How Supergraphs Help Consolidate Data Access

GraphQL, a query language for APIs, has become more of a common tool for new web-based development. GraphQL can help streamline data access by providing all the resources a developer requires in a single request. Compared to the traditional REST approach to web-based data access, GraphQL has a more standardized and traversable schema and arguably better developer experience.

But GraphQL is not just great for improving developer usability for a single data model. If used to aggregate various data sources and APIs into a unified graph, GraphQL could become ‘one schema to rule them all‘ for enterprises. Some refer to this architecture as a supergraph.

I recently caught up with Tanmai Gopal, CEO of Hasura, to explore the concept of a supergraph and see how it can help make data more accessible for enterprises. Below, we’ll consider the expansion of the supergraph concept and what the benefits are of deploying such a strategy.

Understanding the Need for Supergraphs

In large software architectures, product teams need access to various data sources from different domains. “There is a need for integrative experiences, which are becoming more and more important for the end user,” explained Gopal. For instance, an e-commerce application might be composed of product catalog data, login functionality, payment data, shipping information and other necessary information.

However, there are hurdles in the way of pulling in data from these multiple domains. Different domains are often built as microservices, supported by a dedicated team and using a bespoke developer portal and API schema to externalize the services, said Gopal. The friction involved in API integration and the lack of a common registry of services could slow down development.

Not only do microservices that expose discrete endpoints have issues, but the lines between internal and external are blurring, necessitating a zero-trust approach. And if we begin to consider data as a product, explained Gopal, we need to access multiple domains in a secure, consistent and scalable way.

Benefits of Adopting GraphQL and Supergraph

A supergraph can solve some of these difficulties, explained Gopal. By exposing graphs from different domain services, you can automatically unify data into a supergraph, which could be accessed from various teams. And the great thing about using GraphQL is that the act of documenting is the act of building the API, meaning that the description and schema are more standardized.

By composing disparate services into a centralized registry, you could work across domains in a systematic but federated way, said Gopal. Implementing a layer here could also be a good area to enforce role-based identity or authentication.

Andrew Carlson, principal field architect at Apollo GraphQL, similarly proposed using GraphQL to centralize data access control. “When used as a layer to aggregate and orchestrate existing APIs,” Carlson said. “It’s an ideal location in our architecture to centralize access control and authorization down to the field level, providing field-level observability into which clients request what data.”

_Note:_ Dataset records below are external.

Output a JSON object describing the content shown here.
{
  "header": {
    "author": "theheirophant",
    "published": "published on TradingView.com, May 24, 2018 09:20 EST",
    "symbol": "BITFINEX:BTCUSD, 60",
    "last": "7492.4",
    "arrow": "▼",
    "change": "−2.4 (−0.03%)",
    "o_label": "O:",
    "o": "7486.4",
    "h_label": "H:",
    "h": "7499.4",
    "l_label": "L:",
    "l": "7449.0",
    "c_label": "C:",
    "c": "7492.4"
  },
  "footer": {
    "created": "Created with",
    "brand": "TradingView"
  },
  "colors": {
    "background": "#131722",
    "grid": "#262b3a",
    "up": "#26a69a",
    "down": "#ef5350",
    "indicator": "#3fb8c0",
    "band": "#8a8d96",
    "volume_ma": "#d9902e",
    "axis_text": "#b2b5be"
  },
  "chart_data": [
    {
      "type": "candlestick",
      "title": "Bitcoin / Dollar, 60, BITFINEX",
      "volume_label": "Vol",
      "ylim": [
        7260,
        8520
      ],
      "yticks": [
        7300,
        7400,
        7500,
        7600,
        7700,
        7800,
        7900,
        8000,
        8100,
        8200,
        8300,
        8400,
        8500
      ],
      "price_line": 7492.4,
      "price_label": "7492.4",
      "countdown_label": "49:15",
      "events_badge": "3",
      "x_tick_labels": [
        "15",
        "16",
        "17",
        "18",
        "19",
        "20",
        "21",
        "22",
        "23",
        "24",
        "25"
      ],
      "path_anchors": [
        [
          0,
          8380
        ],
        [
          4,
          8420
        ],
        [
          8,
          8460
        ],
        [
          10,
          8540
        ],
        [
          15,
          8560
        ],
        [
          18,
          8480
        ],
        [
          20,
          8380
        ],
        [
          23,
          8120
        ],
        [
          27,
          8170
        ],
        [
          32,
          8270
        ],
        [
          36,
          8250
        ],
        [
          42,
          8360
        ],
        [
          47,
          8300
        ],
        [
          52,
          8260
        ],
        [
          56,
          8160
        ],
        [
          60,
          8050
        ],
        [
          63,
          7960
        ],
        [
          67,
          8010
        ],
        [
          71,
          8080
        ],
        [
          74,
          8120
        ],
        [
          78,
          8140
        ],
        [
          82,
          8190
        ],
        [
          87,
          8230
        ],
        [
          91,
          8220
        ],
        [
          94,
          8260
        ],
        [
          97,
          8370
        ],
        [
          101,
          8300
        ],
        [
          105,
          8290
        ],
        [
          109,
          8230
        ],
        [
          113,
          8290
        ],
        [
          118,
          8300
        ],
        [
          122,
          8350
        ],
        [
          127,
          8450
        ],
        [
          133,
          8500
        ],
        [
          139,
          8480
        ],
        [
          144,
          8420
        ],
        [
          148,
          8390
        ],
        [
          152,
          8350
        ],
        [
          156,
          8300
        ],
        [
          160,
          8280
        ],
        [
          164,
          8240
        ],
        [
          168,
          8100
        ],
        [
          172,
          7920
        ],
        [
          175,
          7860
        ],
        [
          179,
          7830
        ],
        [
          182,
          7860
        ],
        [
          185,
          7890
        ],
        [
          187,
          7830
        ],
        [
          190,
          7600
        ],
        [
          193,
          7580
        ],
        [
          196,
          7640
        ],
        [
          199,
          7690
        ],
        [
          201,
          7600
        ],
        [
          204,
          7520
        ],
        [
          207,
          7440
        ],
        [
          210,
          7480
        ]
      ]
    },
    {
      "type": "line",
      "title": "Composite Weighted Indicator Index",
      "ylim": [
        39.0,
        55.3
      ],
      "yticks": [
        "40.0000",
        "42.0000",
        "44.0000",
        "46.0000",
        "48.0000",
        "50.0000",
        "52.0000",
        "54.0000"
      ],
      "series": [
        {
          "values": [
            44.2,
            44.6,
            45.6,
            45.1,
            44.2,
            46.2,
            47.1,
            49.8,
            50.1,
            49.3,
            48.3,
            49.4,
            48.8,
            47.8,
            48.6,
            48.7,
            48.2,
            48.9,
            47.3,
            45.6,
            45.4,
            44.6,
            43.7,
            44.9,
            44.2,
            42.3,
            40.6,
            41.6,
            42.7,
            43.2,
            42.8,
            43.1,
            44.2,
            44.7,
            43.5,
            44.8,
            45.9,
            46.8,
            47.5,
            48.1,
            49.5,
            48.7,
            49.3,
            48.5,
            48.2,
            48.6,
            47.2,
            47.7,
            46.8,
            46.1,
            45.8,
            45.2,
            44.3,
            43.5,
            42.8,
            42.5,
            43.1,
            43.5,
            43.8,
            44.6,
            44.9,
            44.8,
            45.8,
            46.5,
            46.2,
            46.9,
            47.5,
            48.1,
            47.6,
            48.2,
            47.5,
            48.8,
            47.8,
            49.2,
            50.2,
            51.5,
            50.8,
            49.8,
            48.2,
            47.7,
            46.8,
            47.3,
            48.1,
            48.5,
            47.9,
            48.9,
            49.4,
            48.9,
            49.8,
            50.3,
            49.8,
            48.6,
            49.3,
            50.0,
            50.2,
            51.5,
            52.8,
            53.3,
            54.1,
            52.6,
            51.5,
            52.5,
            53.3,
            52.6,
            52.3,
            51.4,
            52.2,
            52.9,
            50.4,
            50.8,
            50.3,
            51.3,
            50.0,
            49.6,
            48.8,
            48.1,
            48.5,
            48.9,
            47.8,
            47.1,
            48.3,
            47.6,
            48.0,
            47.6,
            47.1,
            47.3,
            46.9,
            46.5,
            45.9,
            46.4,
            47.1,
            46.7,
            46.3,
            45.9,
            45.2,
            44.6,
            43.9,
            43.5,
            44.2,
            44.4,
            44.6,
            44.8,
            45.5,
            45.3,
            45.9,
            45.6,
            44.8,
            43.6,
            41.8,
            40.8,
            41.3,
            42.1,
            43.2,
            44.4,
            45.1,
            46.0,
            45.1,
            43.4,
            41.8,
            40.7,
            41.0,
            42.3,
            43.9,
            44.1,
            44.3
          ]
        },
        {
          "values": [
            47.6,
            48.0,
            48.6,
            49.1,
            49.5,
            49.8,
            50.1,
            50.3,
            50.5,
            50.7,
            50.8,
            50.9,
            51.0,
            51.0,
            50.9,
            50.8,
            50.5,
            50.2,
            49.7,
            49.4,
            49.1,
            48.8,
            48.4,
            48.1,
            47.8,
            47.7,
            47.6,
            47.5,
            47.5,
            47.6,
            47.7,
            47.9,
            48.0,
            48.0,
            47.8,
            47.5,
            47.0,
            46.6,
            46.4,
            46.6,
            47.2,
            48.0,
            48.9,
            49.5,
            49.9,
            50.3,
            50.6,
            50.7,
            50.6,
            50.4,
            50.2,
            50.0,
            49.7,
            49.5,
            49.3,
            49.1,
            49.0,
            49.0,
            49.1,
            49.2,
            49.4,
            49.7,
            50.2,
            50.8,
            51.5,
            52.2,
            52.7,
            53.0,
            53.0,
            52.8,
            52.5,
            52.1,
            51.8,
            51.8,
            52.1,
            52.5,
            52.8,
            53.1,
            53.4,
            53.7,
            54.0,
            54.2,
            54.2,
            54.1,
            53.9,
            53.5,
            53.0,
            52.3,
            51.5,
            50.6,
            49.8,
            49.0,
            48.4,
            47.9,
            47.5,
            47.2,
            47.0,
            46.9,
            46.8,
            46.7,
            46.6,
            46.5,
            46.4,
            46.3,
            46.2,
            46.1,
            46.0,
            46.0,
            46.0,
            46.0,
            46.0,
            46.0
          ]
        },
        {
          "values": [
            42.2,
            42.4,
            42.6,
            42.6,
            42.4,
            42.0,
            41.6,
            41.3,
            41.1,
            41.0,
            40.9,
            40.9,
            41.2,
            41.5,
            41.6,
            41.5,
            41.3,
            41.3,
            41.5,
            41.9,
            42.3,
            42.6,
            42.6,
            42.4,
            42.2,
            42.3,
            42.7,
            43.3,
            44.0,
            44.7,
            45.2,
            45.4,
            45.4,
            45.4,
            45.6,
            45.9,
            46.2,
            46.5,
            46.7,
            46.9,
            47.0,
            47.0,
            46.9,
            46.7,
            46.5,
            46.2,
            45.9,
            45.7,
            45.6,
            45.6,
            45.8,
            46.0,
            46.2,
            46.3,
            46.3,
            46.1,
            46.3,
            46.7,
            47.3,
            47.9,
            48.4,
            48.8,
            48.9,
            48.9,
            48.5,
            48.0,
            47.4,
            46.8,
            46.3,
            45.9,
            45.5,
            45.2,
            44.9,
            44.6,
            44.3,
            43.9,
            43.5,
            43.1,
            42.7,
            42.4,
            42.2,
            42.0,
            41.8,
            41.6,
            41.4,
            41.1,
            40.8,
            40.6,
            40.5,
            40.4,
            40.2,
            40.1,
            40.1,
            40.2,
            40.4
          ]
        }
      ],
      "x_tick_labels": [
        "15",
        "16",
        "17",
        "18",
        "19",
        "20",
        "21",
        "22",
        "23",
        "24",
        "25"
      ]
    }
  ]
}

Gopal shared a handful of other specific advantages for using GraphQL in this context:

Helps you write less code: Since GraphQL enables you to fetch whatever field you want, aligning on GraphQL as a common interface could reduce the number of requests required to integrate data. Also, certain developer experience perks, such as auto-complete, could enhance schema discoverability and have exponential benefits when sources are intertwined in a combined graph.
Increases agility for new development: The need to quickly understand the overall schema and what it looks like is becoming especially relevant, especially for AI applications, said Gopal. There’s a massive agility boost when using a supergraph schema, he added, such as enabling software teams to fetch the context they require to quickly put things into motion.
Improves data and service discoverability: Software teams are facing tooling sprawl, and the number of APIs in use within an organization keeps increasing. A supergraph can enable a traversable data mesh, greatly aiding discoverability and, in turn, the ability to innovate. “The benefit from the ability to understand and use data from different domains is massive,” said Gopal.
Unifies teams from various domains: Another potential benefit of the supergraph concept is improved inter-departmental collaboration. Helping teams work together could enhance reporting and reduce risk. This new shared operating model helps to clean things up when updating code and the schema, said Gopal.

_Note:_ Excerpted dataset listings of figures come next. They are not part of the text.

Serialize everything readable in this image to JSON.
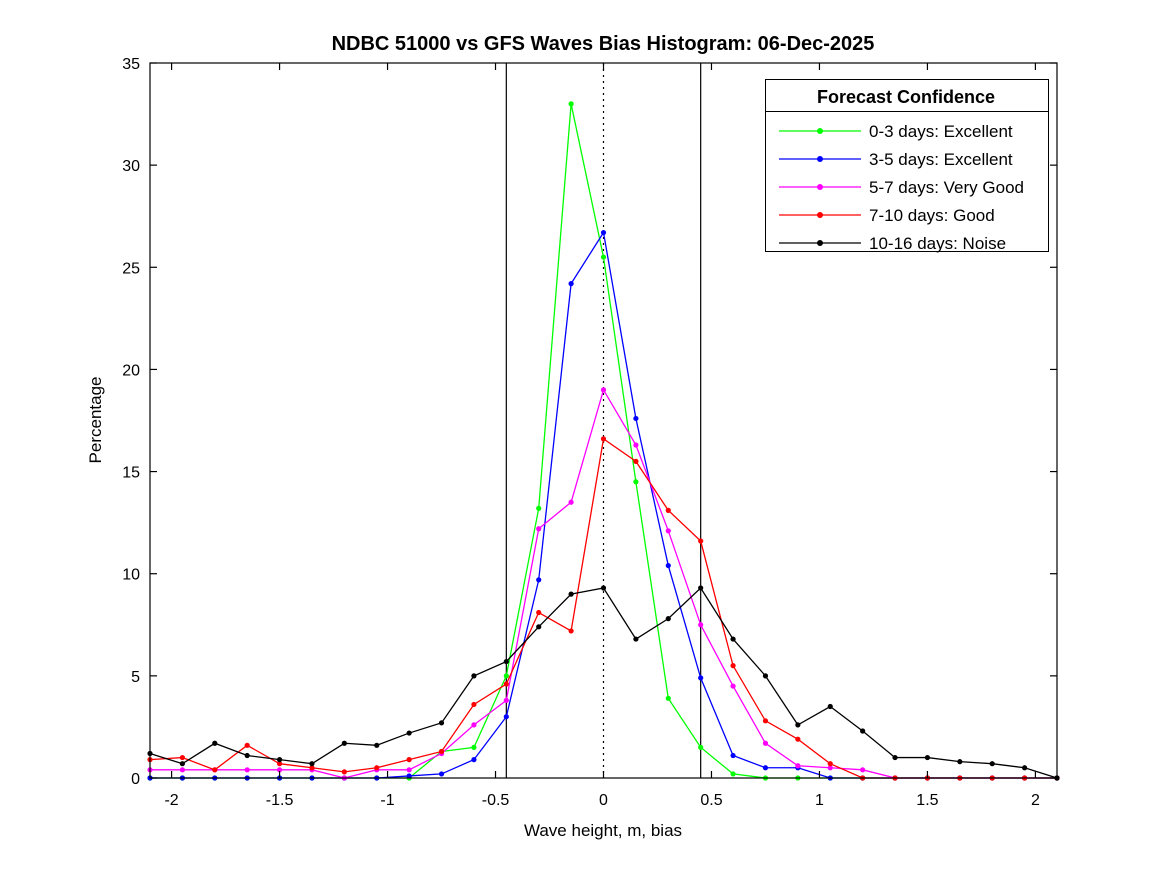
{
  "figure": {
    "background": "#ffffff",
    "axis_color": "#000000"
  },
  "chart_data": {
    "type": "line",
    "title": "NDBC 51000 vs GFS Waves Bias Histogram: 06-Dec-2025",
    "xlabel": "Wave height, m, bias",
    "ylabel": "Percentage",
    "xlim": [
      -2.1,
      2.1
    ],
    "ylim": [
      0,
      35
    ],
    "x_ticks": [
      -2,
      -1.5,
      -1,
      -0.5,
      0,
      0.5,
      1,
      1.5,
      2
    ],
    "y_ticks": [
      0,
      5,
      10,
      15,
      20,
      25,
      30,
      35
    ],
    "grid": false,
    "reference_lines": {
      "dotted_vertical_x": 0,
      "solid_vertical_x": [
        -0.45,
        0.45
      ]
    },
    "x": [
      -2.1,
      -1.95,
      -1.8,
      -1.65,
      -1.5,
      -1.35,
      -1.2,
      -1.05,
      -0.9,
      -0.75,
      -0.6,
      -0.45,
      -0.3,
      -0.15,
      0,
      0.15,
      0.3,
      0.45,
      0.6,
      0.75,
      0.9,
      1.05,
      1.2,
      1.35,
      1.5,
      1.65,
      1.8,
      1.95,
      2.1
    ],
    "series": [
      {
        "name": "0-3 days: Excellent",
        "color": "#00ff00",
        "values": [
          0,
          0,
          0,
          0,
          0,
          0,
          0,
          0,
          0,
          1.3,
          1.5,
          5.0,
          13.2,
          33.0,
          25.5,
          14.5,
          3.9,
          1.5,
          0.2,
          0,
          0,
          0,
          0,
          0,
          0,
          0,
          0,
          0,
          0
        ]
      },
      {
        "name": "3-5 days: Excellent",
        "color": "#0000ff",
        "values": [
          0,
          0,
          0,
          0,
          0,
          0,
          0,
          0,
          0.1,
          0.2,
          0.9,
          3.0,
          9.7,
          24.2,
          26.7,
          17.6,
          10.4,
          4.9,
          1.1,
          0.5,
          0.5,
          0,
          0,
          0,
          0,
          0,
          0,
          0,
          0
        ]
      },
      {
        "name": "5-7 days: Very Good",
        "color": "#ff00ff",
        "values": [
          0.4,
          0.4,
          0.4,
          0.4,
          0.4,
          0.4,
          0,
          0.4,
          0.4,
          1.2,
          2.6,
          3.8,
          12.2,
          13.5,
          19.0,
          16.3,
          12.1,
          7.5,
          4.5,
          1.7,
          0.6,
          0.5,
          0.4,
          0,
          0,
          0,
          0,
          0,
          0
        ]
      },
      {
        "name": "7-10 days: Good",
        "color": "#ff0000",
        "values": [
          0.9,
          1.0,
          0.4,
          1.6,
          0.7,
          0.5,
          0.3,
          0.5,
          0.9,
          1.3,
          3.6,
          4.6,
          8.1,
          7.2,
          16.6,
          15.5,
          13.1,
          11.6,
          5.5,
          2.8,
          1.9,
          0.7,
          0,
          0,
          0,
          0,
          0,
          0,
          0
        ]
      },
      {
        "name": "10-16 days: Noise",
        "color": "#000000",
        "values": [
          1.2,
          0.7,
          1.7,
          1.1,
          0.9,
          0.7,
          1.7,
          1.6,
          2.2,
          2.7,
          5.0,
          5.7,
          7.4,
          9.0,
          9.3,
          6.8,
          7.8,
          9.3,
          6.8,
          5.0,
          2.6,
          3.5,
          2.3,
          1.0,
          1.0,
          0.8,
          0.7,
          0.5,
          0
        ]
      }
    ],
    "legend": {
      "title": "Forecast Confidence",
      "position": "top-right"
    }
  }
}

Next Step: Protocol Agnosticism

The idea of wrapping disparate data sources and formats in a standard, unified layer is an alluring concept. “The agility impact is massive,” said Gopal. Especially, he adds, if you have the ability to automate the creation of a supergraph around various styles of legacy databases.

However, investment into a supergraph can be time-intensive. The benefits are unlocked down the line, but you will need an internal champion to initially advocate for it and bring it to fruition, he cautions. Furthermore, enterprises may face hesitancy in going all-in on GraphQL due to past investments in other technology types.

While GraphQL is becoming more popular, various API styles are still commonly applied and will continue to be supported for some time. For instance, a 2023 study by API management and testing company Postman found that GraphQL use had eclipsed the mainstay API format of SOAP. Yet, REST is still the dominant API style, used by 86% of respondents, followed by Webhooks (36%), GraphQL (29%) and SOAP (26%).

As such, the next step is for the supergraph to be agnostic to GraphQL, said Gopal. Instead, it should be able to work with various protocols since most enterprises are utilizing multiple styles.